Publié le 21 novembre 2020
ÉCONOMIE
[À l’origine] Quand les États voulaient éviter que l’espace ne devienne le Far West
L’émergence du New Space, cette nuée d’entreprises privées qui développent des capacités spatiales, à commencer par SpaceX, laisse présager un nouvel âge de la conquête du système solaire. C’est aussi une rupture avec les modèles antérieurs qui réservaient l’accès à l’espace aux États. Ceux-ci avaient alors pris soin que personne ne puisse s’en rendre propriétaire.

@DR
Mardi 17 novembre à 5h01, un événement historique a eu lieu. Pour la première fois, un opérateur privé a emmené des astronautes en orbite extra-atmosphérique vers la Station spatiale internationale (ISS) dans le cadre d’une mission opérationnelle. Trois Américains et un Japonais, envoyés par la Nasa, ont voyagé à bord de la Capsule Dragon et de la fusée Falcon 9 opérées par SpaceX, l’une des sociétés d’Elon Musk. Un magnifique périple suivi partout dans le monde.
Ce succès n’est que l’avant-garde d’une nuée d’opérateurs privés - Blue Dragon, Rocket Lab, Airbus, Lockheed Martin, Virgin Galactic… - qui visent l’orbite terrienne, la lune, Mars, la ceinture d’astéroïdes pour y développer des activités économiques. Des ambitions qui risquent bien de faire une entaille dans le traité de l’espace de 1967. Le monde est alors en pleine guerre froide. En 1957, le lancement de Sputnik 1 faisait craindre le début de la guerre spatiale. Et en 1967, le premier alunissage (une mission russe non habitée) laisser envisager la colonisation du système solaire.
C’est pourquoi le Comité des utilisations pacifiques de l'espace extra-atmosphérique de l'ONU, créé dès 1959, décide d’encadrer la suite de l’aventure spatiale. Ainsi, le traité de l’espace voit le jour le 27 janvier 1967 et est signé par les États-Unis, l’Union soviétique et le Royaume-Uni. La France, qui possède son Centre National d’Études Spatiales (CNES) depuis 1931 le signera aussi en 1970. Ce traité prévoit que tous les États puissent accéder à l’espace sans se l’approprier.
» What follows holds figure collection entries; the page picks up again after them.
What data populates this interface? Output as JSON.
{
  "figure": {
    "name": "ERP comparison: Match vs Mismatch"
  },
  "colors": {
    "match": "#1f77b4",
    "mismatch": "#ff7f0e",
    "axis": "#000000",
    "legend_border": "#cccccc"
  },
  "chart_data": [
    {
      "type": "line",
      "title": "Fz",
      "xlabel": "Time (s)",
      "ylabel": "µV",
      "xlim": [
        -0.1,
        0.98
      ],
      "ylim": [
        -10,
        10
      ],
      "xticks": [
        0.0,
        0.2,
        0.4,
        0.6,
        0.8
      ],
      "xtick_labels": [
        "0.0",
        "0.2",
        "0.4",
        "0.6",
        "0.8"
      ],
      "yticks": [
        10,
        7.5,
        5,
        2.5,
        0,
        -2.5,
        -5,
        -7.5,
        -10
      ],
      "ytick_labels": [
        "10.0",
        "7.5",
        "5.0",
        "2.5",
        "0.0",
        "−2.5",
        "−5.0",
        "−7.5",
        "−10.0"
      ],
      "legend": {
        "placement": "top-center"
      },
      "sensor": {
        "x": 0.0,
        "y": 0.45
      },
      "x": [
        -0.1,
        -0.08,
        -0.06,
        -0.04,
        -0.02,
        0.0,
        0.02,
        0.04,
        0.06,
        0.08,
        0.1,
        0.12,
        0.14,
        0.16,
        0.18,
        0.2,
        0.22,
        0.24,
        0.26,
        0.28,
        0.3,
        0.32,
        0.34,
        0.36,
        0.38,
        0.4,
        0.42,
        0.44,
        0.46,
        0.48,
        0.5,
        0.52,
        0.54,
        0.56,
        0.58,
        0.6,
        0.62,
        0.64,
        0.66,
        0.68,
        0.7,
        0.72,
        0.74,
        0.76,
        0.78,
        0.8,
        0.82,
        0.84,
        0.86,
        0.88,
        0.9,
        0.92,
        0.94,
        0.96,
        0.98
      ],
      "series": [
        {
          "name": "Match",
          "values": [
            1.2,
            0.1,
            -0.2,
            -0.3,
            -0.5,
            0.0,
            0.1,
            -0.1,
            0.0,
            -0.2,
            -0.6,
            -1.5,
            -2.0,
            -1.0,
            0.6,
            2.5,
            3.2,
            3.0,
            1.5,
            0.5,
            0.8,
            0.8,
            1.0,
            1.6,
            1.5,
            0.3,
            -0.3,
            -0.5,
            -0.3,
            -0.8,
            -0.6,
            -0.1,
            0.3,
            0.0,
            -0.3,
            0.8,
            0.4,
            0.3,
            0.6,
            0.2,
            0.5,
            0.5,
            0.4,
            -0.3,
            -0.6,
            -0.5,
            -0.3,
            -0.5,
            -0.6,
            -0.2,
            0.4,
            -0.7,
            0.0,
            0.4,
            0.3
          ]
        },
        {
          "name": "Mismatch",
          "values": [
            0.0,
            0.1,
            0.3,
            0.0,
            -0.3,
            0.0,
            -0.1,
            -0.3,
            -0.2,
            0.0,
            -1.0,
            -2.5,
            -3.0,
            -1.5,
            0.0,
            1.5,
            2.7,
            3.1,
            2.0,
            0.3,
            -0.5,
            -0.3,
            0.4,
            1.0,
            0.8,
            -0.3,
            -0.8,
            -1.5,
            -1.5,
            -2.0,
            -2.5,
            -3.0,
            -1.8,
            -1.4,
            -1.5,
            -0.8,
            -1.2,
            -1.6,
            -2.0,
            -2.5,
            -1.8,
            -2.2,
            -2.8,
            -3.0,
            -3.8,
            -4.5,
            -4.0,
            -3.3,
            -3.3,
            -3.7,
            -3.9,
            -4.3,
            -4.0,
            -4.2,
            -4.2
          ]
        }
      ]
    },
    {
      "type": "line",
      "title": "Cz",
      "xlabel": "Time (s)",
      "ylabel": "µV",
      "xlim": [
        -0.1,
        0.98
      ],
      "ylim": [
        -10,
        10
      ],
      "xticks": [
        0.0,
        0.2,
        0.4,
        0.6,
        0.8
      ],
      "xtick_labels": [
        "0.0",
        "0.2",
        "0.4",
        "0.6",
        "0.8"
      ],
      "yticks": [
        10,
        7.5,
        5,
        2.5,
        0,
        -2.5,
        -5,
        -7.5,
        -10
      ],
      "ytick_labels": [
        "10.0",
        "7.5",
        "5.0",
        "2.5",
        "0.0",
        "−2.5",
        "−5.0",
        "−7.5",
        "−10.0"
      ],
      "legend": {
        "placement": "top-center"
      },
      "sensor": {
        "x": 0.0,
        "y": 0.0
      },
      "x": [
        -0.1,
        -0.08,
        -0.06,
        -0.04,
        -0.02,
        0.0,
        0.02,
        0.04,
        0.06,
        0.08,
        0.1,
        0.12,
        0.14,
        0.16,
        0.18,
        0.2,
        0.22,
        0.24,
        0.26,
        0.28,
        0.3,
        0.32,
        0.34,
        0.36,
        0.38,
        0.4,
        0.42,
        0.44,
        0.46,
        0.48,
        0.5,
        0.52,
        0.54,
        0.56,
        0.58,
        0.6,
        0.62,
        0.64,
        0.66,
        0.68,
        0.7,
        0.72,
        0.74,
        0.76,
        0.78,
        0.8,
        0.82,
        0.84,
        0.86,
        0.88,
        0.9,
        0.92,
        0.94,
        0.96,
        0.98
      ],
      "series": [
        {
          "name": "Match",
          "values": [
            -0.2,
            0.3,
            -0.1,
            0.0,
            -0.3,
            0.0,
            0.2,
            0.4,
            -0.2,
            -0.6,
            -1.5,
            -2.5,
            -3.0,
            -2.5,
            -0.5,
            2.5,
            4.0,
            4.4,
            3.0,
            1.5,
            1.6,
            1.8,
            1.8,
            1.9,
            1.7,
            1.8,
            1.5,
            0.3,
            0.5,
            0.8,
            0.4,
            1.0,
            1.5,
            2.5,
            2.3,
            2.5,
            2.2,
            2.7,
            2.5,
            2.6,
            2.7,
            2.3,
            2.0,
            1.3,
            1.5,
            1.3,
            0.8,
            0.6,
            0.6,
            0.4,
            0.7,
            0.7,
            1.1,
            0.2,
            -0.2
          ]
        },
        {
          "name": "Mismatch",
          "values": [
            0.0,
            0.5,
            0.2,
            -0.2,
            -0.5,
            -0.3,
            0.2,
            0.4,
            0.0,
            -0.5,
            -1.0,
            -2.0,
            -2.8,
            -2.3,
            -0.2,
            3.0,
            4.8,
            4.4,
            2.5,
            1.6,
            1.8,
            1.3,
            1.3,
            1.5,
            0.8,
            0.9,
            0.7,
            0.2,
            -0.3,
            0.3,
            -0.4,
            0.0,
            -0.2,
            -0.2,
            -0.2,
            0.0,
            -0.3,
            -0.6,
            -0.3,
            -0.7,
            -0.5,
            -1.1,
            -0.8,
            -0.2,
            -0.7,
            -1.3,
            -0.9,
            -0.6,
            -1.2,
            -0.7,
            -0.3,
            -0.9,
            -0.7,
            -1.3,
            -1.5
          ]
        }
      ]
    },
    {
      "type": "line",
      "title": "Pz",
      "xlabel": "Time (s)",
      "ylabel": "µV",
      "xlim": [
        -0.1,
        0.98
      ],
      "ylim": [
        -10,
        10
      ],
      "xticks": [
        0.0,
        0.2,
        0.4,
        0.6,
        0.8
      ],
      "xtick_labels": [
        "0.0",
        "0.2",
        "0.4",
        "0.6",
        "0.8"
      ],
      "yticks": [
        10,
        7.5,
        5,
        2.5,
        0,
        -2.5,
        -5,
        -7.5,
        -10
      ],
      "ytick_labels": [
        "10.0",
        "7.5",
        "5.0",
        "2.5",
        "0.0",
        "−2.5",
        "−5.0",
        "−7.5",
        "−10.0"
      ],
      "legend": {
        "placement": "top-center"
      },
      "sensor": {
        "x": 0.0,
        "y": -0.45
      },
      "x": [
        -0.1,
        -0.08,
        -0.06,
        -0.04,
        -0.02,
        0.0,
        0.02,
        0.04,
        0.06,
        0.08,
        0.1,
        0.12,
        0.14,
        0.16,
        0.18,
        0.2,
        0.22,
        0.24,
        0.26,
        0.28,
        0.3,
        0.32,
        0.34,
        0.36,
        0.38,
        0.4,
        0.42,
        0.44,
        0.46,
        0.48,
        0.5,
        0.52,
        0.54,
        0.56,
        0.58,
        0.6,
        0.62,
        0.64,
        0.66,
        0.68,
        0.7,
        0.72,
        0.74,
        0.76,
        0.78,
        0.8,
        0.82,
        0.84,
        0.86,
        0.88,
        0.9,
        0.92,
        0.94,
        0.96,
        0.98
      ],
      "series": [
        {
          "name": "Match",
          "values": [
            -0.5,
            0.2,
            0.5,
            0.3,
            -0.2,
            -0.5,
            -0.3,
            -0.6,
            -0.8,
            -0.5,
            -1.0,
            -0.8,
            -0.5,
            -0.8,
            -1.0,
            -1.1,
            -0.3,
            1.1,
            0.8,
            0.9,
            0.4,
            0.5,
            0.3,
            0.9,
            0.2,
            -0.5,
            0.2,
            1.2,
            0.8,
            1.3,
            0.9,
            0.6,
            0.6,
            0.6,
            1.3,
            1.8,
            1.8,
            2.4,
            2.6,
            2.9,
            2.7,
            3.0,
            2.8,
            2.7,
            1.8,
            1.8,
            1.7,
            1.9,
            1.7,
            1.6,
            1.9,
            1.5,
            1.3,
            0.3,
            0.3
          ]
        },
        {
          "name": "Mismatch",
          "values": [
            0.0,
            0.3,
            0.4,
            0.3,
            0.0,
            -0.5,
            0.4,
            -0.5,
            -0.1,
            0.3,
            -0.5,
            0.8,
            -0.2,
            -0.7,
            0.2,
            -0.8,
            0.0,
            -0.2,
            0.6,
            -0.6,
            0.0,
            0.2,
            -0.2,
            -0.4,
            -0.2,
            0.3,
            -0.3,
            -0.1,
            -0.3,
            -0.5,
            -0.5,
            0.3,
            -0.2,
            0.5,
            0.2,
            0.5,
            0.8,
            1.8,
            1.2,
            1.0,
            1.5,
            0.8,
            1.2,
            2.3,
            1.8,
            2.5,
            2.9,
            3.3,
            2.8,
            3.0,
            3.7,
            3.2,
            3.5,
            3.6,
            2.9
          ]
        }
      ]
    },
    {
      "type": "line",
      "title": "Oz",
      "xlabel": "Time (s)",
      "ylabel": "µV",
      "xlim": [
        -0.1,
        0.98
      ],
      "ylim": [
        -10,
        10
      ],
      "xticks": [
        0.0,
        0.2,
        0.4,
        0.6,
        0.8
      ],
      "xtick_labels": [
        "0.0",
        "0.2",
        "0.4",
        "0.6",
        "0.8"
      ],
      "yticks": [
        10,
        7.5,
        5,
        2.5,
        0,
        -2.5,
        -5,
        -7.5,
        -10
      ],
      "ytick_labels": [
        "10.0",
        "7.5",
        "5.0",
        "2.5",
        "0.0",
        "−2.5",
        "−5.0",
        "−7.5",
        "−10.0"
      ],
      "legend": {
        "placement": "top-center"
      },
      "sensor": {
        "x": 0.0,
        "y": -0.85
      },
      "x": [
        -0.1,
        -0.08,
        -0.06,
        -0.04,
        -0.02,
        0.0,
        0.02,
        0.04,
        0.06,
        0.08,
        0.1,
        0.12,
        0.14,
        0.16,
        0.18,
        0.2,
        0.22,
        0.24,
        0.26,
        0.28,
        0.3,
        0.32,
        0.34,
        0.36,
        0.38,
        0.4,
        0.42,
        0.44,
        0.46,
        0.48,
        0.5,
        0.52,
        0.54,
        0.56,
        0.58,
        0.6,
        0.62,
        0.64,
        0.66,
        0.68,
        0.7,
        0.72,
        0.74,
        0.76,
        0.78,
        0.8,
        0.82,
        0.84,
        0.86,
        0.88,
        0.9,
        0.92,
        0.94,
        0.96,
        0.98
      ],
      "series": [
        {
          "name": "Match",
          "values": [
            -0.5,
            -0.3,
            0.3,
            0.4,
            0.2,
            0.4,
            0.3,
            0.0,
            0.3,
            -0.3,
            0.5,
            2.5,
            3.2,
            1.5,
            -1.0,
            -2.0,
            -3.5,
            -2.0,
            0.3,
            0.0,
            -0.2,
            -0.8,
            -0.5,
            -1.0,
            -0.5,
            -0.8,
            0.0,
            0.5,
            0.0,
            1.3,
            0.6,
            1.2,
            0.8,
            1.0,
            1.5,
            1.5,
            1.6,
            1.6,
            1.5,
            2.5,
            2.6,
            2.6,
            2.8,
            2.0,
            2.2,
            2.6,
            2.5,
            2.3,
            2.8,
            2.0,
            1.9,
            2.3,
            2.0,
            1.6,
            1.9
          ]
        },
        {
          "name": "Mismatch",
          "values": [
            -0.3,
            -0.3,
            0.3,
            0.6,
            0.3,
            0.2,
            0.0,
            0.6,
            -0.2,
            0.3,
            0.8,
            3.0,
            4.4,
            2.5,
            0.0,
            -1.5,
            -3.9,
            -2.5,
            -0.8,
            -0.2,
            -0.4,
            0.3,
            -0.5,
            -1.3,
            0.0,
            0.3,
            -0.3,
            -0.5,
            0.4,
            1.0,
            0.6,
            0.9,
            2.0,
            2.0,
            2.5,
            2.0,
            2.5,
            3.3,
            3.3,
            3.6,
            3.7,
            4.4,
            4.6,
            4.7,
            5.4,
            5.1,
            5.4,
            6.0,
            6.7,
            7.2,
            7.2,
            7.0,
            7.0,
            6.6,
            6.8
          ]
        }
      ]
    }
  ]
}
Barack Obama change la donne
Il indique aussi qu’aucune arme ou installation militaire ne peut être déployée ou testée dans l’espace. En 1979, un nouveau traité sera créé concernant la lune et les autres corps célestes. Il indique que ceux-ci n’appartiennent à personne, s’inspirant des lois gérant les eaux extraterritoriales sur Terre. Le traité est de fait inutile puisqu’aucun des pays qui ont des programmes lunaires actifs aujourd’hui, comme les États-Unis, le Japon, la Chine ou l’Inde, ne l’ont ratifié.
De toute manière, la non-propriété de l’espace, des planètes ou des astéroïdes semblent d’ores et déjà être de l’histoire ancienne. En effet, de nombreux astres seraient riches de matières premières. Et il sera tout à fait possible d’aller les miner dans notre voisinage dans les décennies à venir. C’est pourquoi en 2015, Barack Obama a signé le Space Act.
Il indique que des "citoyens américains peuvent entreprendre l'exploration et l'exploitation commerciales des ressources spatiales", même si cela ne leur en donne pas la propriété. Seule limite, il est interdit d’exploiter des ressources vivantes si celles-ci venaient à être découvertes. Quant à Donald Trump, il a ordonné la création en 2019 d’une Space Force visant à assurer la défense des États-Unis dans l’espace.